A series $\sum a_{k}$ is said to converge absolutely if the series of absolute values $\sum

a_{k}

$ also converges. That is, the convergence is not affected by the signs of the terms.

The expression “sum of a series” is a conventional term: since infinitely many terms are involved, it is not a finite sum in the traditional sense, but the limit of the sequence of partial sums.

Altering a finite number of terms in the series does not affect its convergence or divergence. That is, two series that differ only by finitely many terms share the same convergence nature. However, they do not necessarily have the same sum.

Necessary condition for convergence

Suppose that the series $\sum_{n = 1}^{\infty} a_{n}$ is convergent. As discussed above, this means that the sequence of partial sums converges to a finite limit. A necessary condition for convergence is:

\[\underset{n \rightarrow \infty}{lim} a_{n} = 0\]

In other words, the general term of the series must tend to zero. However, this condition is not sufficient: the fact that $a_{n} \rightarrow 0$ does not guarantee that the series converges.

This property can be proven by analyzing the sequence of partial sums $s_{n}$, where:

\[s_{n} = \sum_{k = 1}^{n} a_{k}\]

By definition, if the series converges, this sequence must tend to a finite limit.
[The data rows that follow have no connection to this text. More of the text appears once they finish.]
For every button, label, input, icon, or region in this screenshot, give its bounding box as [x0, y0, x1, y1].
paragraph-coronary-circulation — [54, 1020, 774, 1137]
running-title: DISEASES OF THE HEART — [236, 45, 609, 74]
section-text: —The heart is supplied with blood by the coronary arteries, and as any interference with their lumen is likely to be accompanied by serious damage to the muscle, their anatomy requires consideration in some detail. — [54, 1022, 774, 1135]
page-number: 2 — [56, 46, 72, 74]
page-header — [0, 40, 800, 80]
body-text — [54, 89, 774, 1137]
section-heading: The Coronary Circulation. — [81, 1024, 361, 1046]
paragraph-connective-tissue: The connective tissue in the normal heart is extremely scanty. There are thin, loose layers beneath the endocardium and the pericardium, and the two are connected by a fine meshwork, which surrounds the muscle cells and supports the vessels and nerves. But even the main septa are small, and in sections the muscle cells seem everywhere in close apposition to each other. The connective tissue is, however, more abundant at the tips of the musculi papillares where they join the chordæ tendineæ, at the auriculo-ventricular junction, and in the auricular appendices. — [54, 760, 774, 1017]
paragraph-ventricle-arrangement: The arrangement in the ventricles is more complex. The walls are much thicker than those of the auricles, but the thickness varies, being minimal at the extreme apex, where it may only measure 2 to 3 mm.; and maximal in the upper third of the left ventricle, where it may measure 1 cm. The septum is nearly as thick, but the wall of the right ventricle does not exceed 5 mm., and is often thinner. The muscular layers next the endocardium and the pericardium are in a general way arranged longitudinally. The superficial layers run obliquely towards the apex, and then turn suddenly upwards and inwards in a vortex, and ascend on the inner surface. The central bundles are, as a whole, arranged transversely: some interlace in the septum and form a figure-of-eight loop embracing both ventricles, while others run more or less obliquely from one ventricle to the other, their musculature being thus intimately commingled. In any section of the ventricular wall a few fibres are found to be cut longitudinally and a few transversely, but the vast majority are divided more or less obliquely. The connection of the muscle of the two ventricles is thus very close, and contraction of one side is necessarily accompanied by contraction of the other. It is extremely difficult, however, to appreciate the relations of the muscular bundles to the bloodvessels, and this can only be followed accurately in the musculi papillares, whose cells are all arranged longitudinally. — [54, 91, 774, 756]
Let $S$ be the sum of the series; then:

\[S = \underset{n \rightarrow \infty}{lim} s_{n} = \underset{n \rightarrow \infty}{lim} s_{n - 1}\]

Since both $s_{n}$ and $s_{n - 1}$ converge to the same limit $S$, the difference between consecutive partial sums must tend to zero:

\[\underset{n \rightarrow \infty}{lim} ( s_{n} - s_{n - 1} ) = \underset{n \rightarrow \infty}{lim} a_{n} = S - S = 0\]
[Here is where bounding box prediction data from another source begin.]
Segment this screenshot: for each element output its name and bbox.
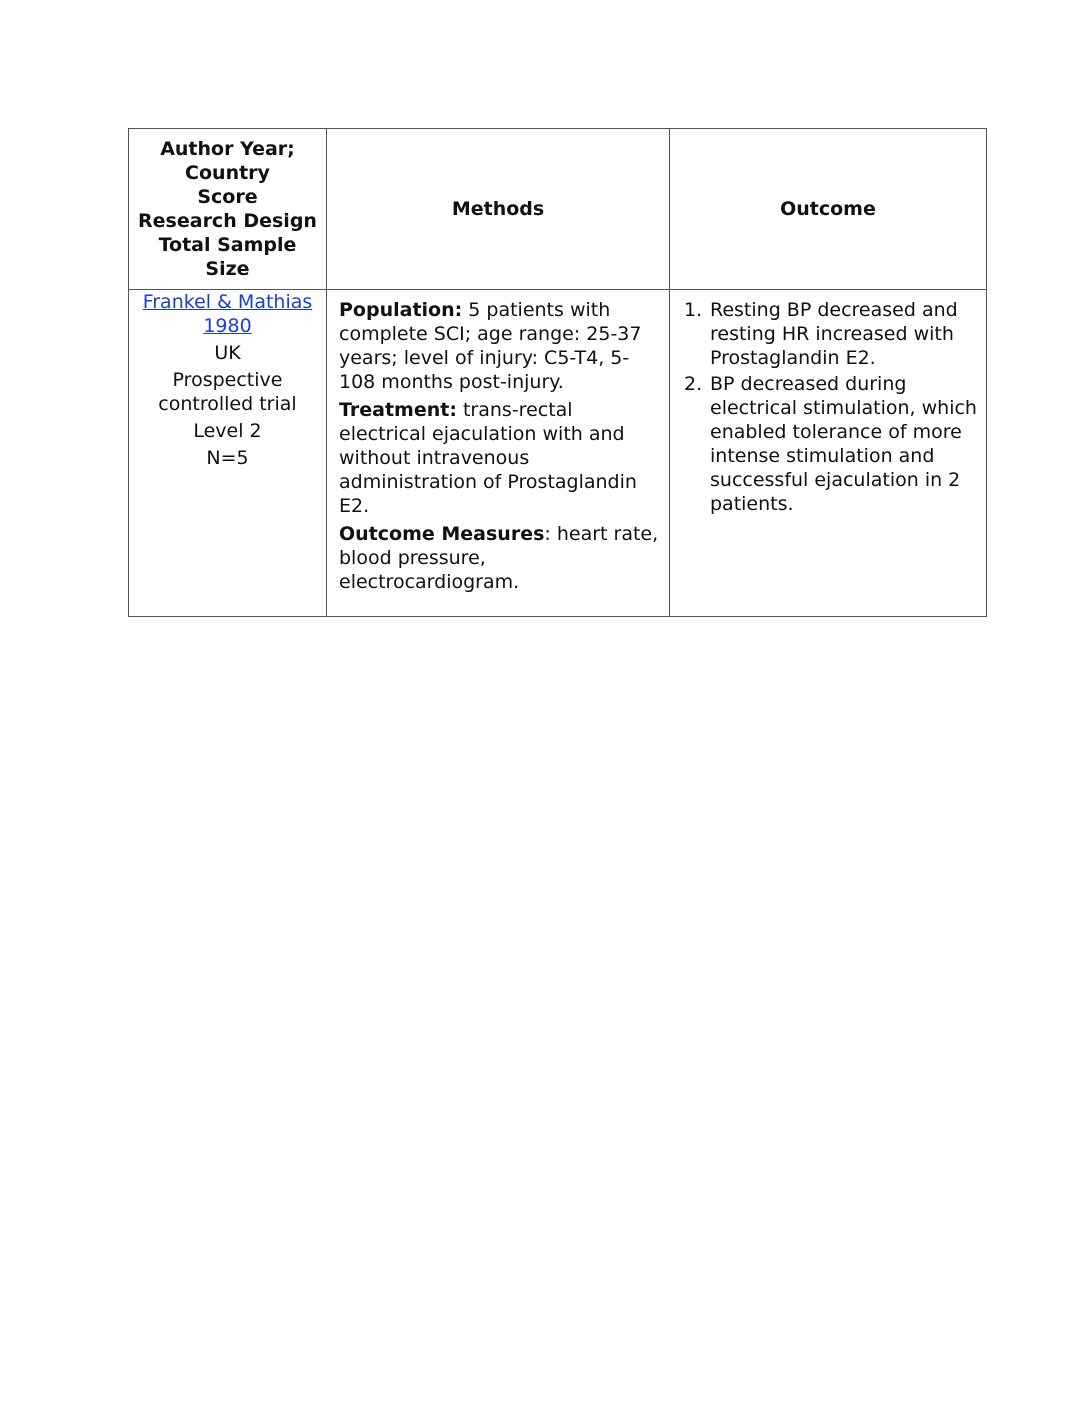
table-row [129, 290, 987, 617]
population-label: Population: [339, 299, 463, 321]
population-text: 5 patients with complete SCI; age range: 25-37 years; level of injury: C5-T4, 5-108 months post-injury. [339, 299, 642, 393]
list-text: Resting BP decreased and resting HR increased with Prostaglandin E2. [710, 299, 958, 369]
citation-line: 1980 [203, 315, 252, 337]
header-methods: Methods [327, 129, 670, 290]
list-item [684, 298, 978, 370]
treatment-paragraph [339, 398, 659, 518]
treatment-label: Treatment: [339, 399, 457, 421]
header-author-line: Research Design [138, 210, 317, 232]
score-text: Level 2 [193, 420, 262, 442]
header-author-line: Size [205, 258, 250, 280]
table-header-row [129, 129, 987, 290]
design-line: controlled trial [158, 393, 297, 415]
methods-cell [327, 290, 670, 617]
list-number: 2. [684, 373, 703, 395]
country-text: UK [214, 342, 241, 364]
design-line: Prospective [172, 369, 283, 391]
measures-paragraph [339, 522, 659, 594]
list-text: BP decreased during electrical stimulation, which enabled tolerance of more intense stimulation and successful ejaculation in 2 patients. [710, 373, 977, 515]
header-author-line: Author Year; [160, 138, 295, 160]
header-author-line: Score [197, 186, 258, 208]
citation-link[interactable] [135, 290, 320, 338]
measures-text: : heart rate, blood pressure, electrocardiogram. [339, 523, 659, 593]
citation-line: Frankel & Mathias [142, 291, 313, 313]
header-author [129, 129, 327, 290]
header-author-line: Total Sample [158, 234, 297, 256]
outcome-cell [670, 290, 987, 617]
header-author-line: Country [185, 162, 270, 184]
author-cell [129, 290, 327, 617]
header-outcome: Outcome [670, 129, 987, 290]
population-paragraph [339, 298, 659, 394]
outcome-list [684, 298, 978, 516]
list-number: 1. [684, 299, 703, 321]
measures-label: Outcome Measures [339, 523, 545, 545]
design-text [135, 368, 320, 416]
treatment-text: trans-rectal electrical ejaculation with and without intravenous administration of Prostaglandin E2. [339, 399, 637, 517]
sample-size-text: N=5 [206, 447, 249, 469]
list-item [684, 372, 978, 516]
evidence-table [128, 128, 987, 617]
Linear properties of series

Let $\sum_{k = 1}^{\infty} a_{k}$ be a convergent series, and let $\lambda \in \mathbb{R}$, $\lambda \neq 0$. Then the series $\sum_{k = 1}^{\infty} \lambda a_{k}$ also converges, and its sum is:

\[\sum_{k = 1}^{\infty} \lambda a_{k} = \lambda \sum_{k = 0}^{\infty} a_{k}\]

If both series $\sum_{k = 1}^{\infty} a_{k}$ and $\sum_{k = 1}^{\infty} b_{k}$ converge, then their term-by-term sum also defines a convergent series:

\[\sum_{k = 1}^{\infty} ( a_{k} + b_{k} )\]
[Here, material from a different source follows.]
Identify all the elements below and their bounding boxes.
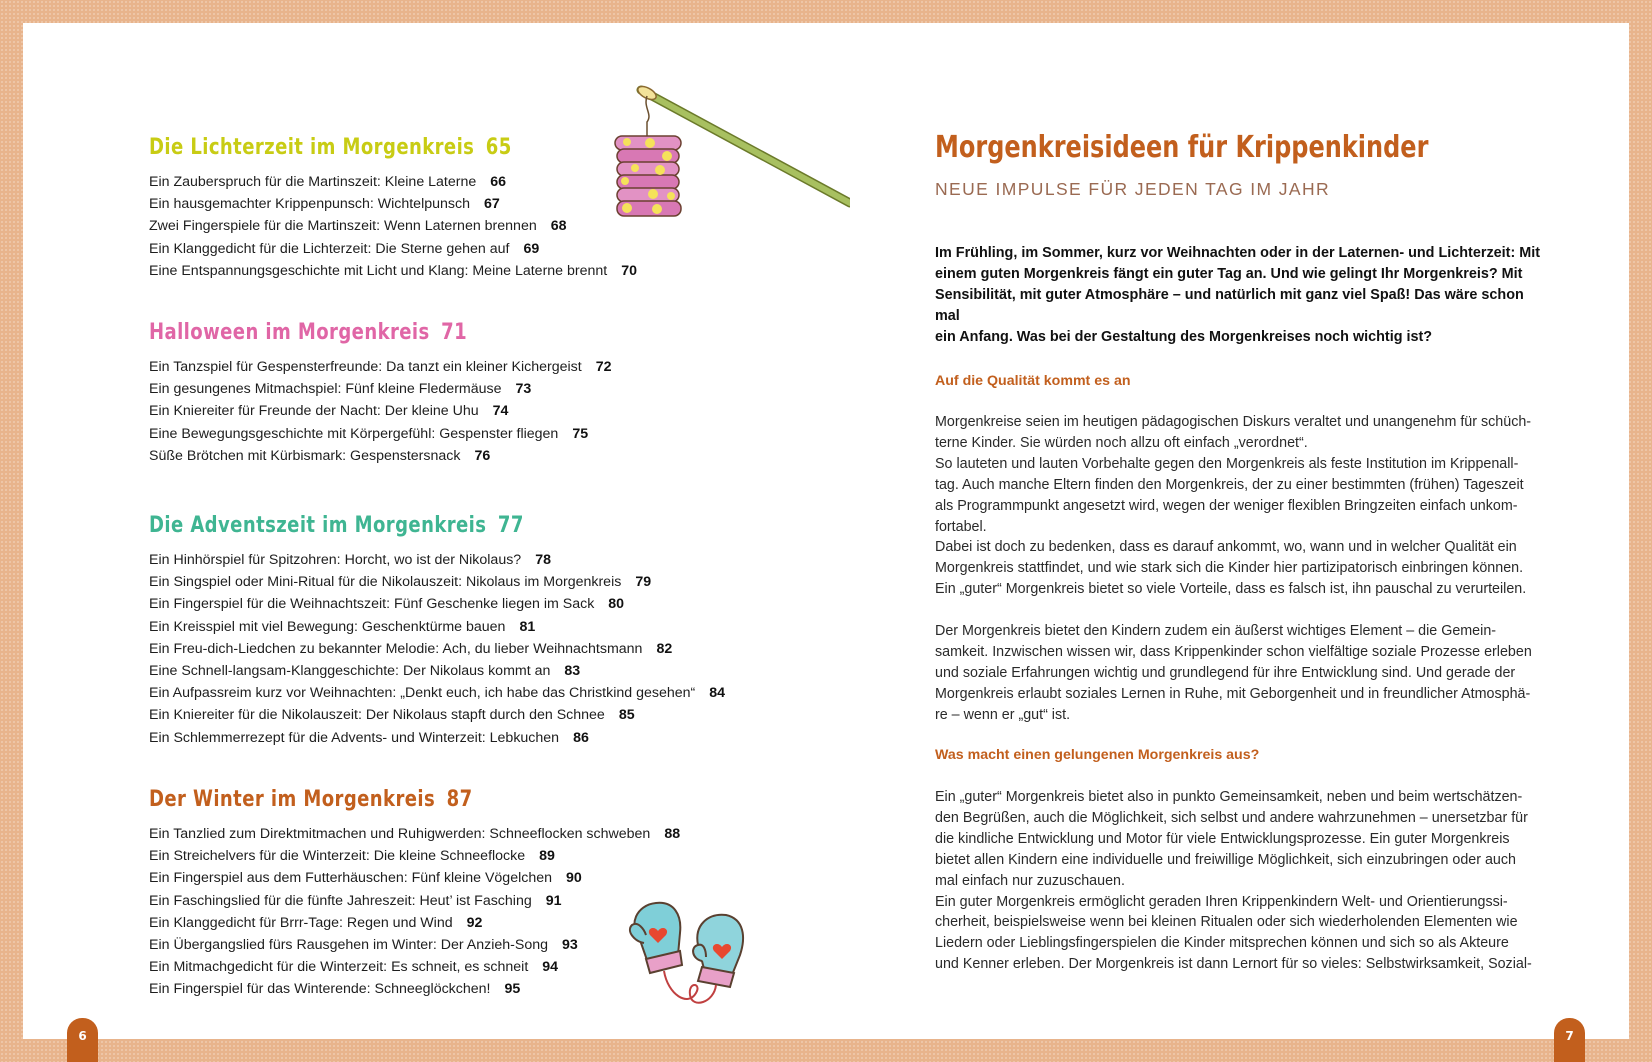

Moreover, the sum of the resulting series is equal to the sum of the individual series:

\[\sum_{k = 1}^{\infty} ( a_{k} + b_{k} ) = \sum_{k = 1}^{\infty} a_{k} + \sum_{k = 1}^{\infty} b_{k}\]

Well-known series

Consider the following series:

\[\sum_{n = 1}^{\infty} \frac{1}{n} = 1 + \frac{1}{2} + \frac{1}{3} + \hdots + \frac{1}{n} + \hdots\]

The series is called the harmonic series, and it is divergent.

The following series is called the generalized harmonic series:

\[\sum_{n = 1}^{\infty} \frac{1}{n^{p}} = 1 + \frac{1}{2^{p}} + \frac{1}{3^{p}} + \hdots + \frac{1}{n^{p}} + \hdots , p \in \mathbb{R}\]

The convergence of the series depends on the value of $p$:

If $p > 1$ the series converges.
If $p \leq 1$ the series diverges.

Consider the geometric series of ratio $q$:

\[\sum_{n = 0}^{\infty} q^{n} = 1 + q + q^{2} + q^{3} + \hdots + q^{n} + \hdots\]

The convergence of the series depends on the value of $q$:

If $- 1 < q < 1$, the series converges.
If $q \geq 1$, the series diverges.
If $q \leq - 1$, the series is irregular (diverges or oscillates).

Consider the following series, known as a telescoping series:

\[\sum_{n = 1}^{\infty} \frac{1}{n ( n + 1 )} = \frac{1}{2} + \frac{1}{6} + \hdots + \frac{1}{n ( n + 1 )} + \hdots = 1\]

This series is convergent.

Glossary

Series: the limit of the sum of the terms of a sequence.
Sequence: an ordered list of numbers.
Partial sums $s_{n}$: the sum of the first $n$ terms of a sequence.
Convergence: a series converges if the limit of its sequence of partial sums is a finite number.
Converge absolutely: a series $\sum a_{k}$ converges absolutely if the series of absolute values $\sum a_{k} $ converges.
Divergence: a series diverges if the limit of its sequence of partial sums is $+ \infty$ or $- \infty$.
Indeterminate: a series is indeterminate if the limit of its sequence of partial sums does not exist or oscillates.
Sum of the series: the finite limit of the sequence of partial sums for a convergent series.
General term $a_{n}$ or $a_{k}$: the formula or expression that defines each term of a sequence or series.